Why is co-packaged ORS and zinc so important?
A boy in a clinic in Kenya sips oral rehydration solution to recover from dehydrating diarrhea. Photo: PATH/Tony Karumba.
Simon Berry, ColaLife and Robert Choy, PATH submitted this blog on behalf of the Diarrhea Innovations Group. This post also appears on the ColaLife website.
While the world’s attention currently is focused on the immediate needs of the COVID-19 response, existing diseases that result in high mortality and morbidity—such as childhood diarrhoea—have not disappeared. On the contrary: the threat has intensified.
New modeling published in The Lancet reveals how supply disruptions, among the pandemic’s other indirect effects, stands to kill hundreds of thousands of additional children on top of existing preventable deaths from pneumonia and diarrhoea. According to the models, interrupted access to antibiotics for neonatal sepsis and pneumonia and to oral rehydration solution (ORS) for diarrhoea throughout the pandemic would account for almost half of these additional child deaths.

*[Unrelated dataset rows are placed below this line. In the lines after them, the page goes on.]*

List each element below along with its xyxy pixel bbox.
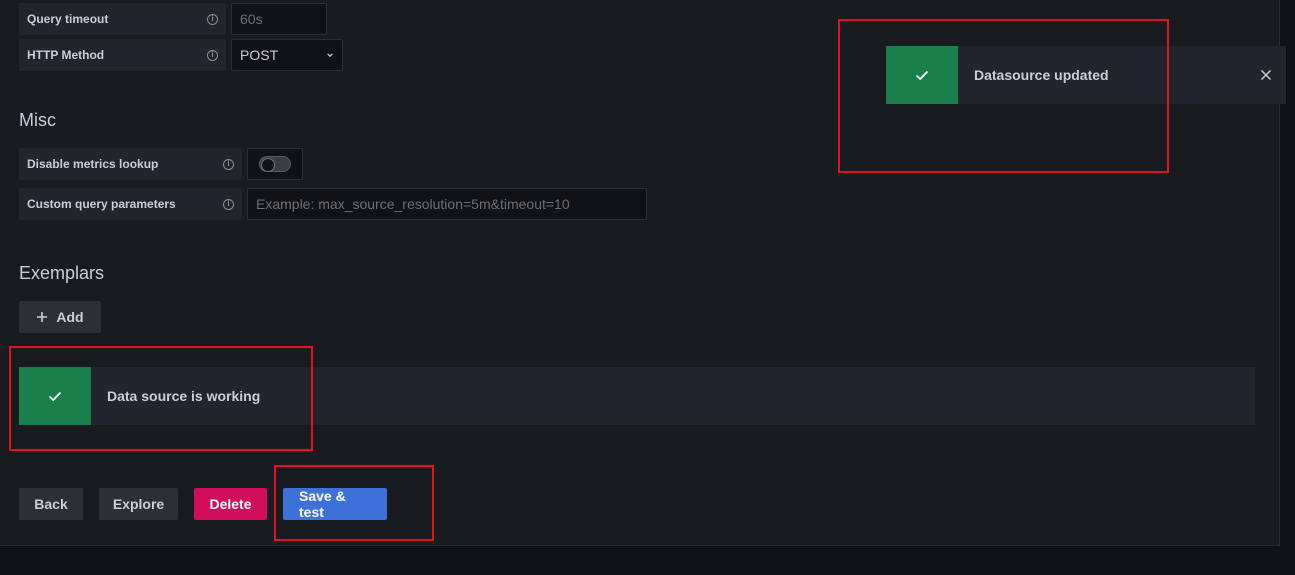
http-method-label-text: HTTP Method — [27, 48, 105, 62]
custom-query-parameters-placeholder: Example: max_source_resolution=5m&timeou… — [256, 196, 570, 212]
custom-query-parameters-input[interactable]: Example: max_source_resolution=5m&timeou… — [247, 188, 647, 220]
query-timeout-label: Query timeout i — [19, 3, 226, 35]
add-exemplar-button[interactable]: Add — [19, 301, 101, 333]
back-button[interactable]: Back — [19, 488, 83, 520]
disable-metrics-lookup-label-text: Disable metrics lookup — [27, 157, 159, 171]
add-exemplar-label: Add — [56, 309, 84, 325]
explore-button[interactable]: Explore — [99, 488, 178, 520]
close-icon[interactable] — [1260, 69, 1272, 81]
custom-query-parameters-label: Custom query parameters i — [19, 188, 242, 220]
http-method-label: HTTP Method i — [19, 39, 226, 71]
plus-icon — [37, 312, 48, 322]
http-method-value: POST — [240, 47, 279, 63]
info-icon[interactable]: i — [207, 13, 218, 25]
info-icon[interactable]: i — [223, 198, 234, 210]
exemplars-section-title: Exemplars — [19, 263, 105, 283]
query-timeout-input[interactable]: 60s — [231, 3, 327, 35]
query-timeout-label-text: Query timeout — [27, 12, 109, 26]
disable-metrics-lookup-label: Disable metrics lookup i — [19, 148, 242, 180]
misc-section-title: Misc — [19, 110, 56, 130]
custom-query-parameters-row: Custom query parameters i Example: max_s… — [19, 188, 647, 220]
highlight-box-save — [274, 465, 434, 541]
highlight-box-toast — [838, 19, 1169, 173]
disable-metrics-lookup-row: Disable metrics lookup i — [19, 148, 303, 180]
custom-query-parameters-label-text: Custom query parameters — [27, 197, 176, 211]
query-timeout-row: Query timeout i 60s — [19, 3, 327, 35]
delete-button[interactable]: Delete — [194, 488, 267, 520]
info-icon[interactable]: i — [207, 49, 218, 61]
query-timeout-placeholder: 60s — [240, 11, 263, 27]
chevron-down-icon — [327, 53, 333, 58]
highlight-box-status — [9, 346, 313, 451]
disable-metrics-lookup-toggle[interactable] — [259, 156, 291, 172]
info-icon[interactable]: i — [223, 158, 234, 170]
http-method-row: HTTP Method i POST — [19, 39, 343, 71]
disable-metrics-lookup-toggle-container — [247, 148, 303, 180]
http-method-select[interactable]: POST — [231, 39, 343, 71]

Beyond the pandemic, the next five years present a vital opportunity for all low- and middle-income countries (LMICs) to make rapid progress towards reducing child diarrhoea deaths, helping to close the gap to achieve the 2030 Sustainable Development Goal (SDG) for child survival. ORS and zinc are indispensable tools to help us reach those targets.
Recommended by the World Health Organization
The Zambian Government uses a locally produced ORS and Zinc co-pack for free distribution at government health facilities.
ORS and zinc have been the WHO-recommended treatment for diarrhea since 2004. Despite this, less than 10 percent of child diarrhoea cases are treated with both ORS and zinc, contributing to the death of half a million children per year.
To facilitate greater access and uptake of both medicines, WHO added co-packaged ORS and zinc to its Essential Medicines Lists for adults and children in July 2019.
National findings reinforce global guidance
Evidence from Zambia shows that co-packaging ORS and Zinc dramatically increases the number of diarrhoea cases treated with both.
A necessary tool to reach global targets
Widespread uptake of the new global guidance to co-package ORS and zinc is key to increasing coverage to the levels required to reduce child diarrhoea deaths to meet SDG targets in all LMICs.
The world must drive down child diarrhoea deaths from the current level of half a million children per year (one child dying every minute) to 140,000 per year by 2025 to help achieve the global target. This target, outlined in the Integrated Global Action Plan for Pneumonia and Diarrhoea (GAPPD), requires all countries to reduce child diarrhoea deaths to fewer than 1 per 1,000 live births.
At the current rate of progress, the world will not achieve this target due to the poor performance predicted in most LMICs.
But this target could be achieved at global level if at least 74 percent of children with diarrhoea were treated with ORS AND zinc. At that coverage level, child diarrhoea deaths would drop to 112,000 in 2025.
In some countries struggling with high numbers of child diarrhoea deaths—such as India and Indonesia– co-packaged ORS and zinc alone could achieve the GAPPD target.
Even in countries where this action alone would be insufficient, co-packaged ORS and zinc can close a large proportion of the gap between the predicted mortality rate and the target. Countries such as Nigeria, Ethiopia, Chad and the Democratic Republic of Congo are in this category.
Co-packaged ORS and zinc should be an essential component of GAPPD achievement in all high-burden countries, as it offers a cost-effective strategy to reduce child diarrhoea deaths in the next five years.
All LMICs and their development partners must prioritise procuring, distributing and promoting co-packaged ORS and zinc because it is a key component of an integrated strategy to reduce child diarrhoea deaths in the short-term, and accelerate achievement of the global target of less than one child diarrhoea death for every 1,000 babies born.